What are the areas in which you most like to supervise?
At the moment most of our funded research is about children and young people’s mental health and how schools help or hinder the support of this aspect of their lives. About ninety percent of the PhDs I have supervised over the last ten years have addressed some aspect of this in the educational context. Many of my PhD students are attached to larger research projects, which is different to the more traditional model. My research students use data from these larger projects in their theses. This is not common practice at the Manchester Institute of Education, but it can be found more frequently in other fields of research.
Why do you enjoy supervising Ola?
Ola is a funded student. She is the first of three doctoral candidates to work on the 'Head Start' project, funded by the National Lottery. Head Start is a seven year longitudinal study that focuses on improving resilience among young people. I knew Ola before she started the PhD as she had completed a Masters in Psychology of Education here at MIE.
Her PhD focus is the mental health of female adolescents, and the factors that might predict their experience of emotional symptoms. In particular, she is working with data from Year 7 students (aged 11-12). This is an interesting time in children's lives because it is the period when girls and boys start to differentiate most clearly in terms of their experience of mental health problems. Ola drives the research and I chip in as a 'critical friend' and point to relevant existing literature on the topic.
Methodologically, we also see eye-to-eye, which is great. She is using mixed methods: quantitatively, she uses data from our Head Start longitudinal cohort of about 20,000 young people; qualitatively, she interviews female adolescents considered to be 'at risk' about their experiences.
Personally, we get on very well. When we recruit PhD students, we want academically able candidates, but we also need people who can work effectively as part of a wider research team because of the model that we use. We dedicate some supervision sessions to the funded project, and others to the PhD thesis. We make sure the former doesn’t overtake the latter so that Ola can graduate after three years with a high quality thesis. I also enjoy supervising Ola and students like her because it allows me to explore areas that I wouldn't otherwise have the time to do. Driven by mutual interest, we are able to push the research agenda forward together.
What's your research about?
My research is focused on cumulative risk exposure and protective factors as predictors of emotional symptoms in early adolescent girls, using mixed methods. My aim is to understand more about how cumulative risk is associated with these outcomes, including the mechanisms through which this relationship occurs, and what factors can possibly moderate these effects.

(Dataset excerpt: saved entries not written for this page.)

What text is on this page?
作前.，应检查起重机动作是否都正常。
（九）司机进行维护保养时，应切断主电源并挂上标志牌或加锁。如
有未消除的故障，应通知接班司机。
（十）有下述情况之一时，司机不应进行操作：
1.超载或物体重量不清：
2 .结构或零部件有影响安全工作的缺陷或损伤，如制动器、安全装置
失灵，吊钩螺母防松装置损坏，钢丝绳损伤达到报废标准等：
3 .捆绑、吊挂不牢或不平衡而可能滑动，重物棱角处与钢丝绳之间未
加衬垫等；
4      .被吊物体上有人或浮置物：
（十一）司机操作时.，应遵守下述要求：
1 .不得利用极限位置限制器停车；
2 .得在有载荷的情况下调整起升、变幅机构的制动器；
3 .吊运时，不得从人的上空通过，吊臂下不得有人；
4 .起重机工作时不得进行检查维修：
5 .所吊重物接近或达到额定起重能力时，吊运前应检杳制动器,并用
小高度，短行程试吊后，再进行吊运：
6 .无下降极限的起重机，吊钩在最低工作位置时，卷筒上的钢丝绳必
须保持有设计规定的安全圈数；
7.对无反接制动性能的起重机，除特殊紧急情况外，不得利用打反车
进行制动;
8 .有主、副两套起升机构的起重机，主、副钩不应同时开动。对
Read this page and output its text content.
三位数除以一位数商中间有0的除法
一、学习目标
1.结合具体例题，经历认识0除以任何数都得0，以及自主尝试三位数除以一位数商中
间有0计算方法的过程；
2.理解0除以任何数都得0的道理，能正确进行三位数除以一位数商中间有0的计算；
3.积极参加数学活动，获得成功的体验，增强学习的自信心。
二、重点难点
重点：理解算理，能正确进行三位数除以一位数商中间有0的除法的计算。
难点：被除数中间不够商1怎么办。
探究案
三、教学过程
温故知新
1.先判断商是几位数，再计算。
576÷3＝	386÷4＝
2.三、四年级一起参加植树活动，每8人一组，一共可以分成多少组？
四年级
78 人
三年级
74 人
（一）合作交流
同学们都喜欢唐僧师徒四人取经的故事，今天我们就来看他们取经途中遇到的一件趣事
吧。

What's it like to be supervised by Neil at the Manchester Institute of Education?
My experience so far has been incredibly positive. I've had the freedom to make autonomous decisions and develop my skills as an independent researcher while having Neil's expertise and guidance to hand. Neil is very knowledgeable in the areas I'm researching and he has helped me to build on my original proposal to create a more specific focus that makes a clear contribution to the evidence base. Every few weeks I send him a draft of my proposal for him to go through before we meet for a supervision, and the feedback he provides is always very thorough. He's supported me in developing my skill set as well as my written work, and we talked early on about what my career plans are for after my PhD so that he can be aware of what I'm working towards and have that in mind when we make certain decisions. So far I've felt supported at every stage and I look forward to continuing my work with Neil over the next two years.